Aborym compte - et a compté - en son sein quelques pivots emblématiques de la scène black metal tels que Faust (Emperor, Scum), Attila Csihar (Mayhem) et Prime Evil (Mysticum, pionnier de la scène black metal indus dans les années 1990, avec un seul album à son actif, In The Streams Of Inferno) ; pas forcément que des figures de proue, sauf Attila Csihar qui a officié sur le légendaire album de Mayhem, De Mysteriis Dom Sathanas, mais Faust compte pour un des plus talentueux batteurs du genre et Mysticum est reconnu pour son avant-gardisme surprenant dans un milieu parfois assez passéiste.
Le groupe transalpin, que l'on pourrait presque qualifier de super-groupe, n'en est pas à son coup d'essai : après With No Human Intervention (2002), voici ce très surprenant Generator, qui revient, après les expérimentations parfois jusqu'au-boutistes du précédent album, sur le terrain d'un black indus moins avant-gardiste, mais tout aussi, voire plus efficace. La présence de Faust, en tant que membre désormais permanent du groupe italien, a manifestement réfréné ses envies de partouze musicale pour accoucher de l'essence même de leur style, très atypique : un black froid et metallique, aux prétentions avant-gardistes assumées, mâtiné d'un soupçon de death et de samples indus assez imposants. Les éléments électroniques sont toujours aussi présents , mais les prétentions de mariage technoïde de With No Human Intervention ont été particulièrement revues à la baisse.

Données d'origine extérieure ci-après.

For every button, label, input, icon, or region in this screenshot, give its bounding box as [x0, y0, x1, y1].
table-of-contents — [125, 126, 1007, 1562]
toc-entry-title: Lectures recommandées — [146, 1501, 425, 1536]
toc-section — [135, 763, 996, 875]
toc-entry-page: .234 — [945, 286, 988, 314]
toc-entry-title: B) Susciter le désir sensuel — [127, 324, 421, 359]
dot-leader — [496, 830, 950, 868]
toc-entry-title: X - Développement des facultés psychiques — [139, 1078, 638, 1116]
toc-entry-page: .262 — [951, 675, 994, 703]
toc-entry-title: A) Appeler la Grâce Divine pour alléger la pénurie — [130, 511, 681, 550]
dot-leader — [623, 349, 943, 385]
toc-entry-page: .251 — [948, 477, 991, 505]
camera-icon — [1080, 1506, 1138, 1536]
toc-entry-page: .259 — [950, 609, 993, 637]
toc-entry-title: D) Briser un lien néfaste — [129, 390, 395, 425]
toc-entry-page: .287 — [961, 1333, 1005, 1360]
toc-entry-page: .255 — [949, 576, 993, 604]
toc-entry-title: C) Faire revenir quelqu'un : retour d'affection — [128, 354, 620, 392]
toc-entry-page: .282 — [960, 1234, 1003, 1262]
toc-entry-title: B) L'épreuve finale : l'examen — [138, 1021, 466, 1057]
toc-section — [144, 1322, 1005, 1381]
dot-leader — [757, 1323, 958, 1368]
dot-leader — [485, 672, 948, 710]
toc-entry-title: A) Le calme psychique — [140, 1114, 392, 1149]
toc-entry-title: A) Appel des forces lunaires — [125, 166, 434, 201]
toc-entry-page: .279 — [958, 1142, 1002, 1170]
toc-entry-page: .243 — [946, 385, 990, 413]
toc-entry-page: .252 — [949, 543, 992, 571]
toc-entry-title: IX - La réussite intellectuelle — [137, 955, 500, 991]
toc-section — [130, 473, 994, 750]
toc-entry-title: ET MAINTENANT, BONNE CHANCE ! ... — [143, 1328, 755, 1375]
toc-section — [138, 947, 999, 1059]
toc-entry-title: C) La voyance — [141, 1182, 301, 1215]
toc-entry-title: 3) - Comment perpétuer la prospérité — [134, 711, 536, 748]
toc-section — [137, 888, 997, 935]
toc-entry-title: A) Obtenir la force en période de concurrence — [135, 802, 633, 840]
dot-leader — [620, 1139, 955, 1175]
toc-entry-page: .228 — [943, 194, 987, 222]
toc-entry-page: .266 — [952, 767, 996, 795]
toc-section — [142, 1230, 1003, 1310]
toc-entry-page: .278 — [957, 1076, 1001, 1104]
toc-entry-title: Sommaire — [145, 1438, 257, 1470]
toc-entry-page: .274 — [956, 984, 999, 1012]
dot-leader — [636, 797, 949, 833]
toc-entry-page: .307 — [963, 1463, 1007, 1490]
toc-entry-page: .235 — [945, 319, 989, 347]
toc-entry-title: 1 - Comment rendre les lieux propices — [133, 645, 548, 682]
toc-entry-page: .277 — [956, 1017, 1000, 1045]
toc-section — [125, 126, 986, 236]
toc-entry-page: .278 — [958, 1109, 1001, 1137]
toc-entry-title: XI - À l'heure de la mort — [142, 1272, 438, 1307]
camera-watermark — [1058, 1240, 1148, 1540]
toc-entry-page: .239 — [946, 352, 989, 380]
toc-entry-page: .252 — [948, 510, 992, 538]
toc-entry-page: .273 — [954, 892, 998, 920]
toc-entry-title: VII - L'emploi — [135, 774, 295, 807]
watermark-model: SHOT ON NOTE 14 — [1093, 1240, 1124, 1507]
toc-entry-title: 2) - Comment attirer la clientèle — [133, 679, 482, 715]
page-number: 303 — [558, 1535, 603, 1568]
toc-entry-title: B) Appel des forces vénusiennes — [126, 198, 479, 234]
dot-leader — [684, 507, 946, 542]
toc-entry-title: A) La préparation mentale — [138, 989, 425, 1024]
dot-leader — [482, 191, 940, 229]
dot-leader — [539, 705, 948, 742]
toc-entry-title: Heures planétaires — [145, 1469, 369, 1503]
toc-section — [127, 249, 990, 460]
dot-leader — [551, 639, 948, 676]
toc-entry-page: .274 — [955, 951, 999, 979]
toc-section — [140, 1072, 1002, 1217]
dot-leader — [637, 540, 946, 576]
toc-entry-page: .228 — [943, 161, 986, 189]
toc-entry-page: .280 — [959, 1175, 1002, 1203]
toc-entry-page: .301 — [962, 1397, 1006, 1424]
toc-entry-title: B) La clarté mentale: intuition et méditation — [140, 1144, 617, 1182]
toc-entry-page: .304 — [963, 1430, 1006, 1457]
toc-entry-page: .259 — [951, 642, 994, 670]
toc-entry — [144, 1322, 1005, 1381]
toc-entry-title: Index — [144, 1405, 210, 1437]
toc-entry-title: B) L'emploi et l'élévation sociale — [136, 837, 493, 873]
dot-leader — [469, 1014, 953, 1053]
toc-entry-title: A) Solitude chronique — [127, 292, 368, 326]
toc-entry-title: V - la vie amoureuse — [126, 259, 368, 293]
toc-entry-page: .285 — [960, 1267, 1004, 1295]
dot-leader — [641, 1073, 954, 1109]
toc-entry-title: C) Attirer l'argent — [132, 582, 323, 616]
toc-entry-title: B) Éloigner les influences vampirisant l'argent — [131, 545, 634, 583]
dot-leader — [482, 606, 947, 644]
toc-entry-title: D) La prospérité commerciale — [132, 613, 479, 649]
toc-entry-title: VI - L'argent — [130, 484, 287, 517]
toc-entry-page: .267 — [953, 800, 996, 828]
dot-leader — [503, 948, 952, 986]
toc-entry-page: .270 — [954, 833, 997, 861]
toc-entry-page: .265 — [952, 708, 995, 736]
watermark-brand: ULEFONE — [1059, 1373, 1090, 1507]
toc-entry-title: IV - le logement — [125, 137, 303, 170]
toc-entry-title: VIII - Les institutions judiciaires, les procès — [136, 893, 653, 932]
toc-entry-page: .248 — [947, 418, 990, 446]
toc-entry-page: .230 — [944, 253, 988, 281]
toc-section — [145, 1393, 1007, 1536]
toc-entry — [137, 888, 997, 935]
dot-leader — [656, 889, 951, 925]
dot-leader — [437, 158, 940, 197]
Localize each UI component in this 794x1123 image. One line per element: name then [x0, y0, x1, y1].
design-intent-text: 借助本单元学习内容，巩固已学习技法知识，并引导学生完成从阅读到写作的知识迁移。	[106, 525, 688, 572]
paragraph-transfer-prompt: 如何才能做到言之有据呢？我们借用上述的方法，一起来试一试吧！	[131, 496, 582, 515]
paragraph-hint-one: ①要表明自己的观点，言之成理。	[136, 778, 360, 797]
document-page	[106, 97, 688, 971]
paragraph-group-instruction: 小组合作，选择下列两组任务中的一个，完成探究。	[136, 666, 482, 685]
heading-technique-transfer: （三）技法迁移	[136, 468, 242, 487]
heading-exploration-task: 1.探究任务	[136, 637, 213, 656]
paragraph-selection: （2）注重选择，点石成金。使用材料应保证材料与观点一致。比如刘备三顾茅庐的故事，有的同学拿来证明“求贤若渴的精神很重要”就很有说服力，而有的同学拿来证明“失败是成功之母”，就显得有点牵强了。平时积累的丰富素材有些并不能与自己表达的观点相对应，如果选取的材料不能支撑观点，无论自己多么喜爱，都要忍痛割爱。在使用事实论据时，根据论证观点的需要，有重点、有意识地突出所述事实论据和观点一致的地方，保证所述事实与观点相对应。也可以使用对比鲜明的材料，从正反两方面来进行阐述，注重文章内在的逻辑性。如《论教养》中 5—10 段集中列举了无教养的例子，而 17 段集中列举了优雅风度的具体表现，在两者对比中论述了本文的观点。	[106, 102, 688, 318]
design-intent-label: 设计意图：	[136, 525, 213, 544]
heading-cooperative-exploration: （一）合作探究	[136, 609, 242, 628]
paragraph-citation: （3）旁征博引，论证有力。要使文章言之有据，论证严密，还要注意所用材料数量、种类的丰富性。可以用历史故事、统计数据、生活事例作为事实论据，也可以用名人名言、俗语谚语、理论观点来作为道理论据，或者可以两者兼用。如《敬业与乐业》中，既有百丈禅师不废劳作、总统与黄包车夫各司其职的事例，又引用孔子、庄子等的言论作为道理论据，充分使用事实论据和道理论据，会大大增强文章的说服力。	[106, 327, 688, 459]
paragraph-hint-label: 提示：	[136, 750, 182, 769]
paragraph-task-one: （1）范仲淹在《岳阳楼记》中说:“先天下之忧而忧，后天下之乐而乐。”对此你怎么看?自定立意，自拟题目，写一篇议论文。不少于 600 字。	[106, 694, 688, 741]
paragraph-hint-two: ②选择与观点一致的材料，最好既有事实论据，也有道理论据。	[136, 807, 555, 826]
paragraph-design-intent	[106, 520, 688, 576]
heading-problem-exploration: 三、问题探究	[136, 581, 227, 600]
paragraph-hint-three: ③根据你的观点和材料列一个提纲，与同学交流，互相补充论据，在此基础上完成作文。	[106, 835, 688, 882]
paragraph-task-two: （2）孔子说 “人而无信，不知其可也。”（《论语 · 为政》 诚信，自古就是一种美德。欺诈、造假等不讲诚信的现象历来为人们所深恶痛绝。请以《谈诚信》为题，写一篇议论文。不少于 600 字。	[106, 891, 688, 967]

Le résultat est véritablement sympathique : imaginez la férocité d'un Anthems To The Welkin At Dusk et les ambiances opiacées de Grand Declaration Of War, vous obtenez ce Generator pas piqué des vers. A vrai dire, ce disque apporte une petite bouffée d'air vicié au genre black metal. Le chant de Prime Evil est à peine retouché (vous croyez ?), mais il fait mouche. Les samples et les claviers sont omniprésents, tels que ces symphonies inquiétantes sur "Armageddon" (Introduction d'une noirceur abyssale) et "Disgust And Rage", ce fameux break techno sorti de nulle part ("Between The Devil And Deep Blue Sea", blasts en avant toute), les samples indus inquisiteurs et soli dégénérés de "Ruinrama Kolossal S.P.Q.R", la citation presque obligatoire de Charles Manson ("Suffer Catalyst"), mais Aborym n'en oublie pas la rage et la puissance, portées à bouts de bras par une production à l'arôme subtil (pour du black, entendons-nous), à mi-chemin entre la froideur lointaine et la clarté. Les Transalpins se permettent même quelques incartades death ("Suffer Catalyst") et des soli (oui, oui !) dont Darkthrone lui-même n'aurait même jamais pensé.
Bref, de l'inventivité dans un style de moins en moins en pilotage automatique ces derniers temps (Borknagar, Lunar Aurora, Deathspell Omega), ça ne peut être que bénéfique, n'est-ce pas ? Sauf qu'Aborym, finalement, n'a rien inventé. Il recycle les avancées musicales de ses prédécesseurs, mais il le fait au moins d'une façon très intelligente. Les spectres de Celtic Frost, de Mysticum et de Dodheimsgard (l'autre groupe - en sommeil - du second cerveau de Darkthrone, Fenriz) planent ainsi le long de ce Generator, toutefois aménagé de façon à épouser les prétentions souvent surréalistes et l'imagination quelque peu débordante de ses géniteurs : en somme, un gigantesque tire-slip aux conventions. Les clichés misanthropiques et pseudo-satanistes sont ici de rigueur - la sombre pochette, empruntée à Fritz Lang, ne me fera pas mentir - mais on ne leur en tiendra pas, justement rigueur, tant le résultat de cet intense brainstorming recèle un piquant tout ce qu'il y a de plus transalpin, dont on finit par accepter qu'il n'est, en fin de compte, qu'une très intéressante variation, parfois très originale, parfois lourdingue (l'album est un bloc tout ce qu'il y a de plus compact), de ses illustres influences. A essayer, ne serait-ce que pour élargir son champ de vision.